Pour cause, seuls les cancers broncho-pulmonaires et celui de la plèvre (mésothéliome) faisaient l’objet d’un tableau de maladies professionnelles en lien avec l’exposition à l’amiante. L’ajout des cancers du larynx et des ovaires dans la liste, consécutif au nouveau décret, va donc changer drastiquement la donne. Cela devrait faciliter les démarches des travailleurs malades concernés, qui se heurtaient à un parcours du combattant pour faire valoir leurs droits à une indemnisation pour ces maladies.
Car s’il leur était déjà possible de faire reconnaître leurs cancers en tant que maladie professionnelle, les victimes devaient "apporter la preuve du lien entre le cancer et [leur] travail", rappelait encore l’Anses dans son expertise. Les conditions d’acceptation étaient "bien plus restrictives qu’avec un tableau de maladie professionnelle."
Amiante : la première cause de cancers d’origine professionnelle
L’amiante reste la deuxième cause de maladies professionnelles et la première cause de cancers d’origine professionnelle.

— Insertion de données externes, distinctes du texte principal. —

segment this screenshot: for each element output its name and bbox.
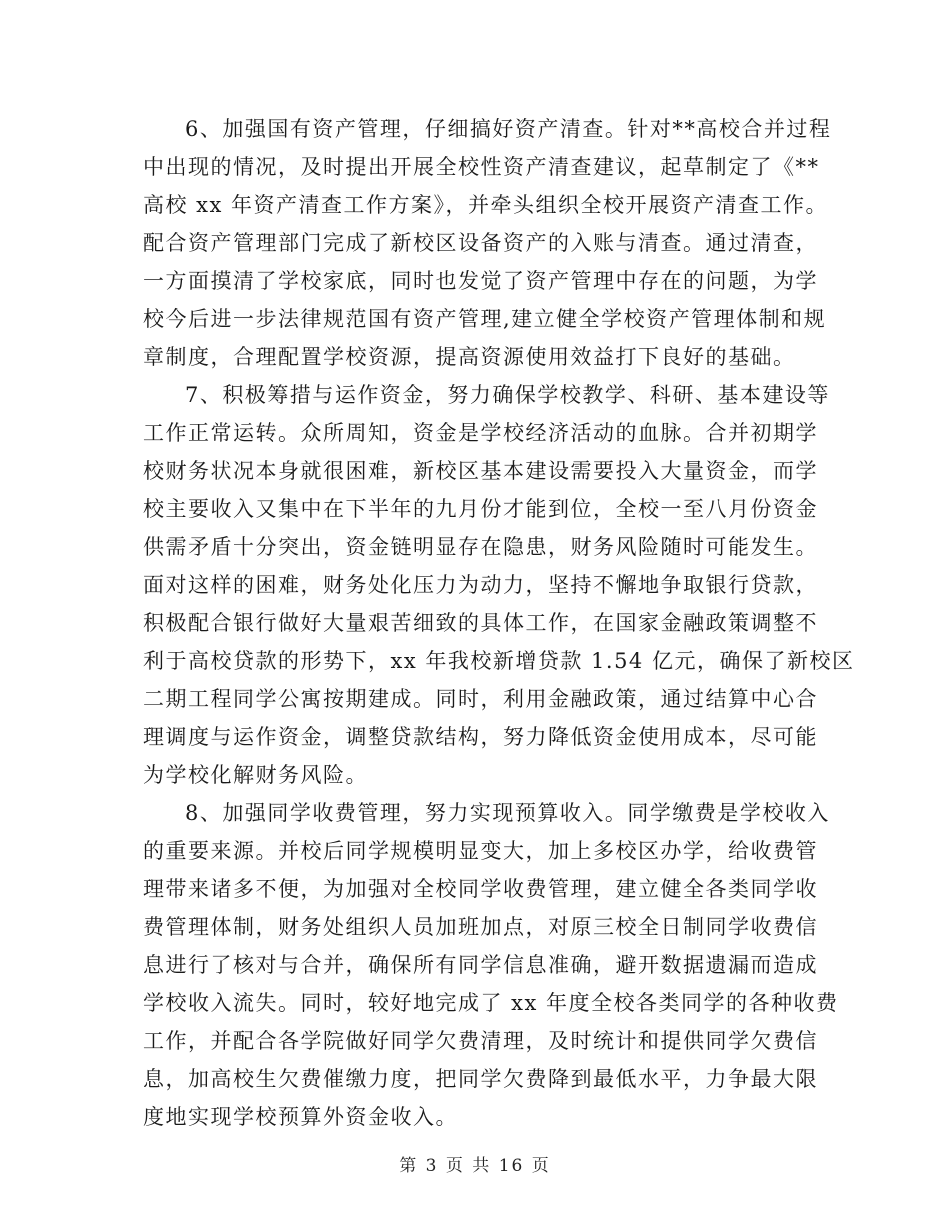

Malgré l’interdiction des fibres d’amiante en 1997 en France (et depuis 2005 dans l’Union européenne), ce matériau reste encore présent dans de nombreux secteurs d’activité (travaux de démolition ou d’enlèvement d’amiante dans des bâtiments ou sur des machines, plombiers, chauffagistes, électriciens, peintres, charpentiers...) posant question sur la santé des travailleurs qui respirent sa poussière toxique.

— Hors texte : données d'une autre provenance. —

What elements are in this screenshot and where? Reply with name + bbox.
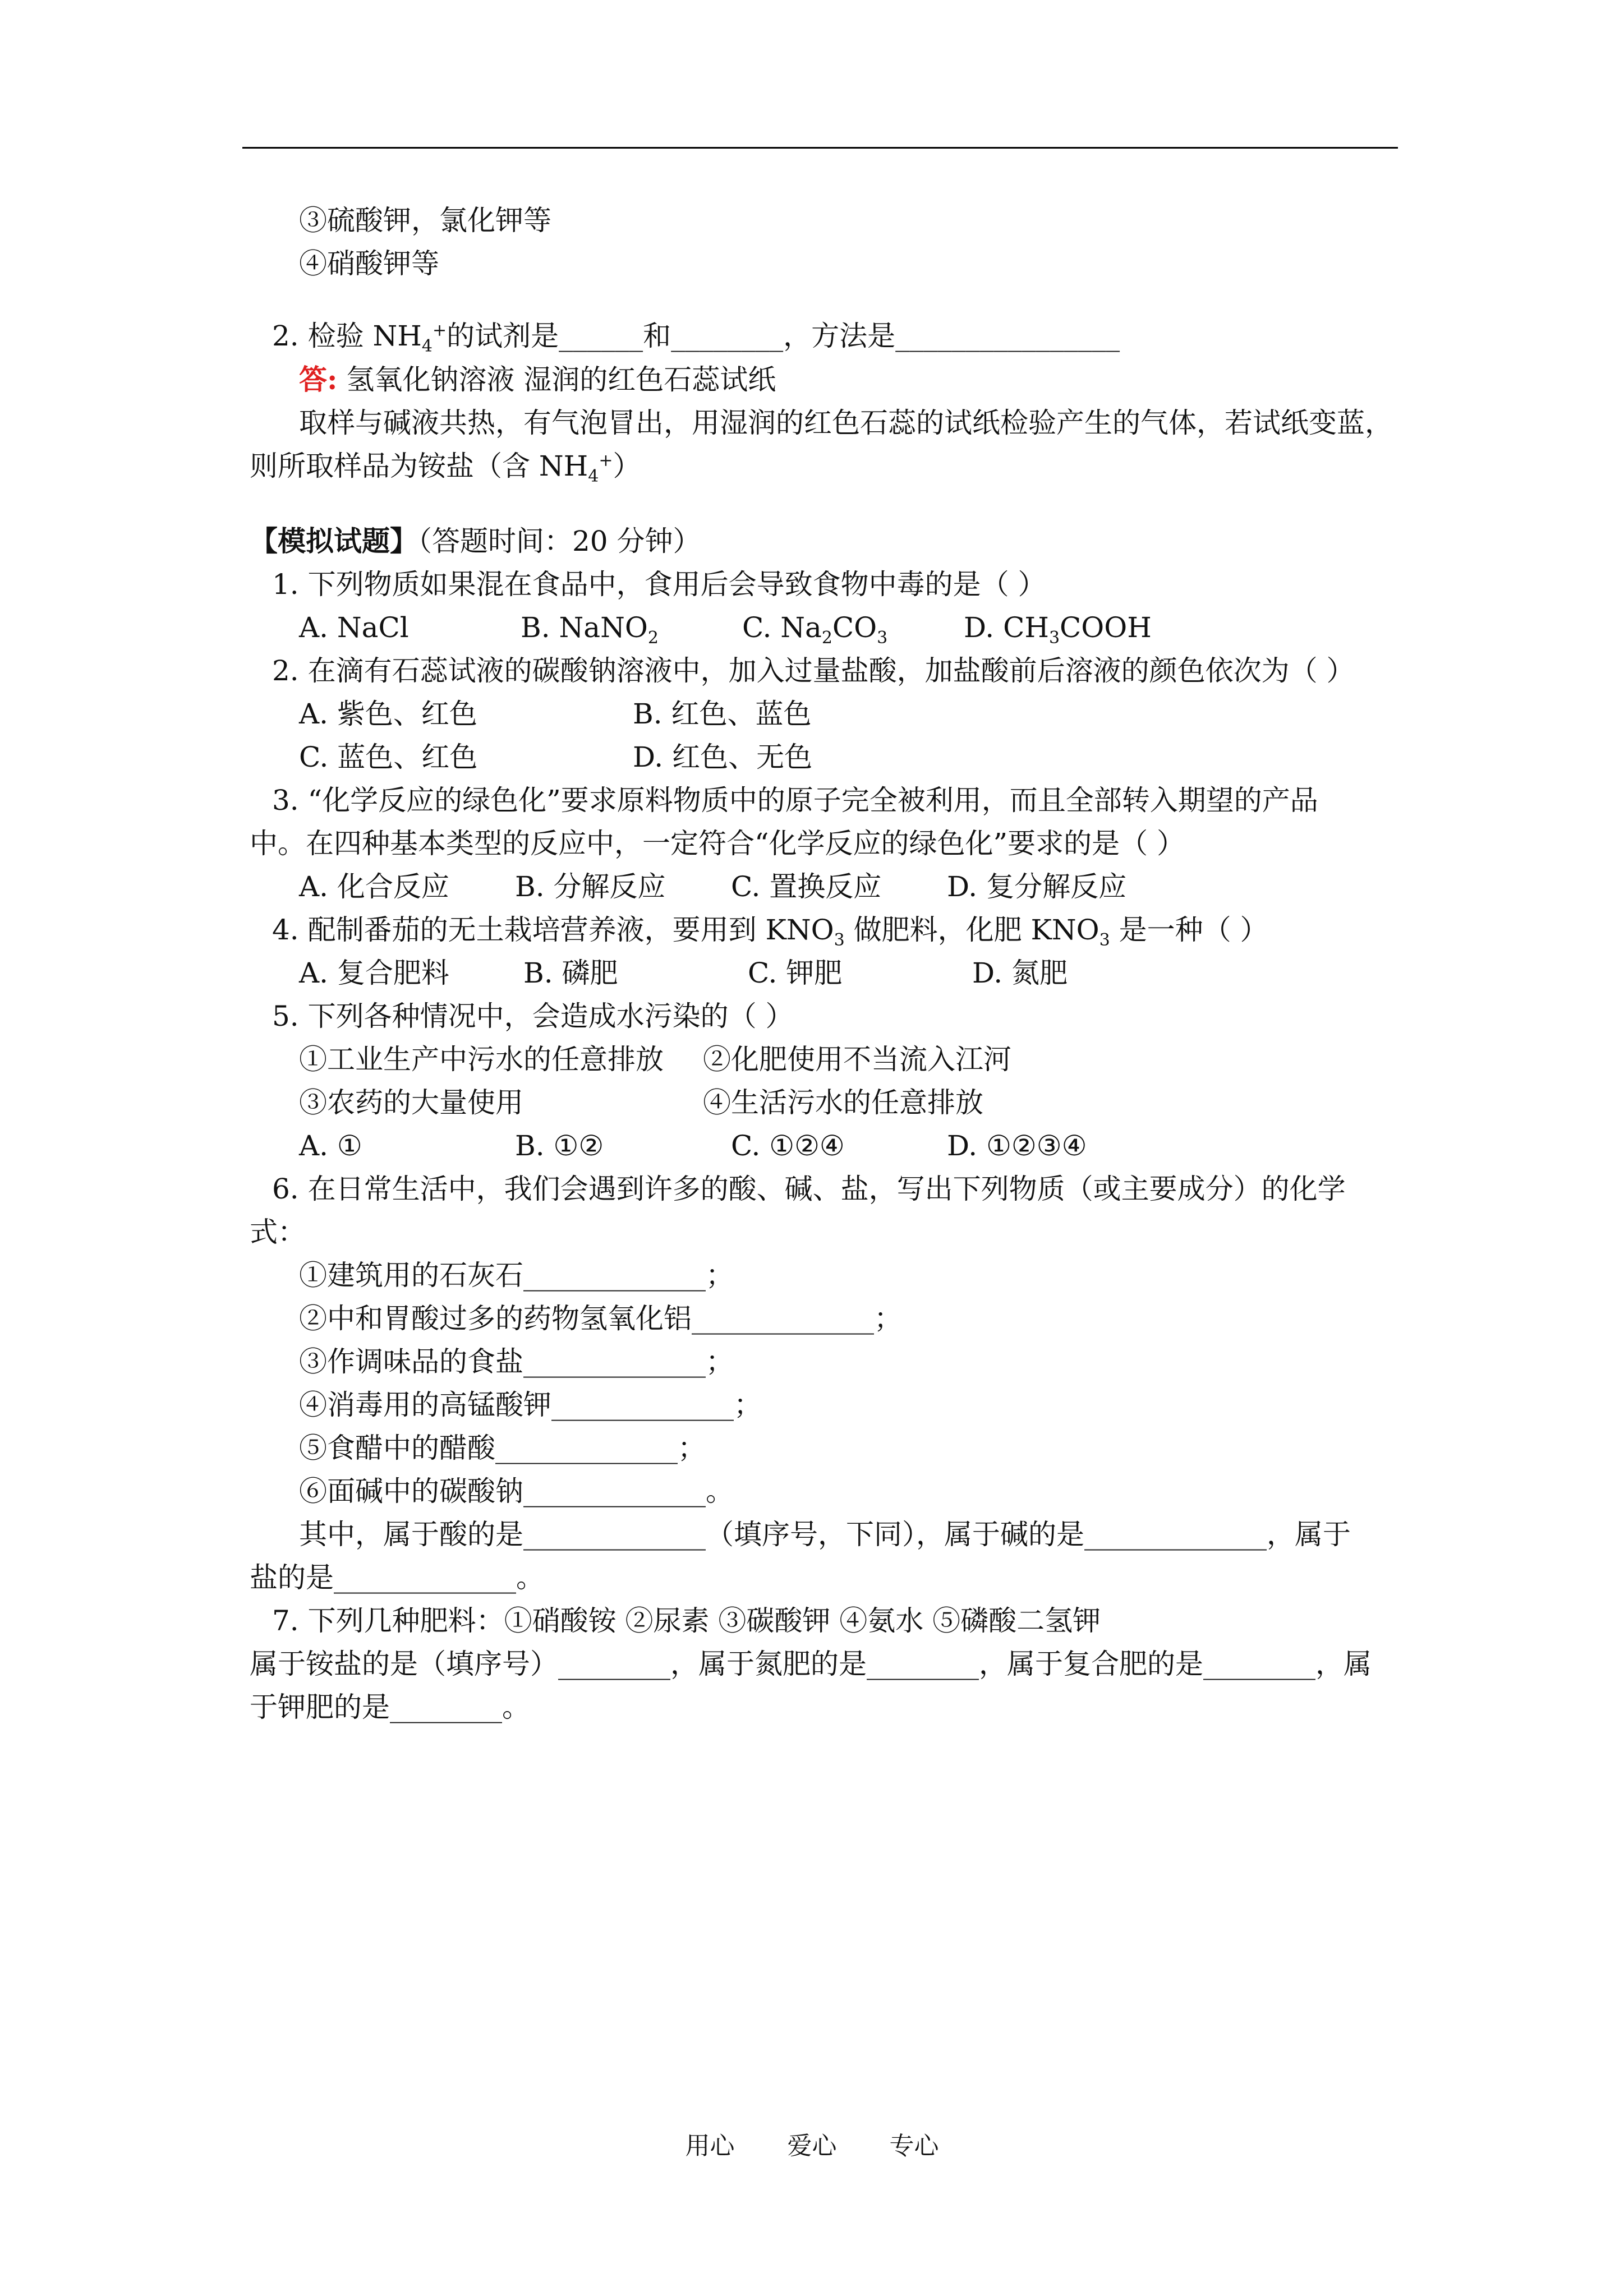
q2-prev-method-line1: 取样与碱液共热，有气泡冒出，用湿润的红色石蕊的试纸检验产生的气体，若试纸变蓝，: [299, 407, 1393, 439]
footer-word-3: 专心: [889, 2132, 939, 2160]
q1-stem: 1. 下列物质如果混在食品中，食用后会导致食物中毒的是（ ）: [272, 568, 1046, 601]
q6-item-6: ⑥面碱中的碳酸钠_____________。: [299, 1475, 734, 1507]
q5-statements-row2: [250, 1081, 1405, 1124]
q4-options: [250, 952, 1405, 995]
q3-option-b: B. 分解反应: [515, 870, 666, 903]
page-footer: [0, 2126, 1624, 2161]
q2-prev-method-line2: 则所取样品为铵盐（含 $NH_4^+$）: [250, 450, 641, 486]
q3-option-c: C. 置换反应: [731, 870, 882, 903]
section-subtitle: （答题时间：20 分钟）: [418, 525, 701, 557]
q6-item-1: ①建筑用的石灰石_____________；: [299, 1259, 734, 1292]
q1-option-c: C. $Na_2CO_3$: [742, 611, 888, 648]
header-rule: [242, 147, 1398, 149]
q5-option-a: A. ①: [299, 1129, 362, 1162]
q7-line2: 于钾肥的是________。: [250, 1691, 530, 1723]
footer-word-2: 爱心: [787, 2132, 837, 2160]
q7-stem: 7. 下列几种肥料：①硝酸铵 ②尿素 ③碳酸钾 ④氨水 ⑤磷酸二氢钾: [272, 1605, 1101, 1637]
q5-option-c: C. ①②④: [731, 1129, 845, 1162]
q5-statement-4: ④生活污水的任意排放: [703, 1086, 983, 1119]
q4-option-c: C. 钾肥: [748, 957, 843, 989]
q5-statement-2: ②化肥使用不当流入江河: [703, 1043, 1011, 1076]
q3-option-a: A. 化合反应: [299, 870, 449, 903]
q1-option-a: A. NaCl: [299, 611, 409, 644]
q6-item-4: ④消毒用的高锰酸钾_____________；: [299, 1389, 762, 1421]
spacer: [250, 488, 1405, 519]
footer-word-1: 用心: [685, 2132, 735, 2160]
q5-statement-1: ①工业生产中污水的任意排放: [299, 1043, 664, 1076]
prev-item-3: ③硫酸钾，氯化钾等: [299, 204, 551, 237]
q1-options: [250, 606, 1405, 649]
q4-option-a: A. 复合肥料: [299, 957, 449, 989]
q2-option-b: B. 红色、蓝色: [633, 698, 812, 730]
q3-stem-line1: 3. “化学反应的绿色化”要求原料物质中的原子完全被利用，而且全部转入期望的产品: [272, 784, 1318, 817]
q3-option-d: D. 复分解反应: [947, 870, 1127, 903]
q2-option-a: A. 紫色、红色: [299, 698, 477, 730]
q5-option-d: D. ①②③④: [947, 1129, 1087, 1162]
q6-item-3: ③作调味品的食盐_____________；: [299, 1345, 734, 1378]
q1-option-d: D. $CH_3COOH$: [964, 611, 1152, 648]
document-body: [250, 199, 1405, 1729]
q5-stem: 5. 下列各种情况中，会造成水污染的（ ）: [272, 1000, 794, 1032]
q2-option-d: D. 红色、无色: [633, 741, 813, 773]
q2-stem: 2. 在滴有石蕊试液的碳酸钠溶液中，加入过量盐酸，加盐酸前后溶液的颜色依次为（ ）: [272, 654, 1355, 687]
q5-statements-row1: [250, 1038, 1405, 1081]
q6-stem-line2: 式：: [250, 1216, 306, 1248]
q5-option-b: B. ①②: [515, 1129, 604, 1162]
spacer: [250, 285, 1405, 315]
q2-prev-stem: 2. 检验 $NH_4^+$的试剂是______和________，方法是________________: [272, 320, 1120, 356]
q6-summary-line1: 其中，属于酸的是_____________（填序号，下同），属于碱的是_____________，属于: [299, 1518, 1351, 1551]
q6-summary-line2: 盐的是_____________。: [250, 1561, 544, 1594]
answer-label: 答:: [299, 363, 338, 396]
q6-stem-line1: 6. 在日常生活中，我们会遇到许多的酸、碱、盐，写出下列物质（或主要成分）的化学: [272, 1173, 1346, 1205]
prev-item-4: ④硝酸钾等: [299, 247, 439, 280]
q7-line1: 属于铵盐的是（填序号）________，属于氮肥的是________，属于复合肥的是________，属: [250, 1648, 1372, 1680]
q3-options: [250, 865, 1405, 909]
q2-options-row2: [250, 736, 1405, 779]
q6-item-2: ②中和胃酸过多的药物氢氧化铝_____________；: [299, 1302, 902, 1335]
q4-option-d: D. 氮肥: [972, 957, 1068, 989]
section-heading: [250, 519, 1405, 563]
q5-options: [250, 1124, 1405, 1168]
q5-statement-3: ③农药的大量使用: [299, 1086, 523, 1119]
q4-stem: 4. 配制番茄的无土栽培营养液，要用到 $KNO_3$ 做肥料，化肥 $KNO_3$ 是一种（ ）: [272, 914, 1268, 950]
q4-option-b: B. 磷肥: [523, 957, 618, 989]
q1-option-b: B. NaNO$_2$: [521, 611, 659, 648]
q2-prev-answer: 答: 氢氧化钠溶液 湿润的红色石蕊试纸: [299, 363, 776, 396]
q2-options-row1: [250, 693, 1405, 736]
q3-stem-line2: 中。在四种基本类型的反应中，一定符合“化学反应的绿色化”要求的是（ ）: [250, 827, 1185, 860]
q2-option-c: C. 蓝色、红色: [299, 741, 478, 773]
section-title: 【模拟试题】: [250, 524, 418, 557]
q6-item-5: ⑤食醋中的醋酸_____________；: [299, 1432, 706, 1464]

La littérature existante, portant sur l’impact de l’amiante sur la santé dans le milieu professionnel, a été réalisée surtout chez la population masculine, surreprésentée dans le secteur du BTP. Mais cela ne signifie pas que l’exposition à l’amiante des femmes soit un non sujet. Selon l’Anses, les femmes qui oeuvrent à la fabrication de textiles non inflammables sont exposées à l’amiante. Et d’autres secteurs sont également à risque selon l’agence sanitaire, en les exposant de façon indirecte. Ce serait le cas notamment du secteur de la santé, où les femmes sont majoritaires.
Face au manque cruel de données sur le sujet, l’anses avait d’ailleurs plaidé en 2022 pour de plus amples recherches afin de mieux "documenter l’exposition des femmes à l’amiante et les impacts sur leur santé".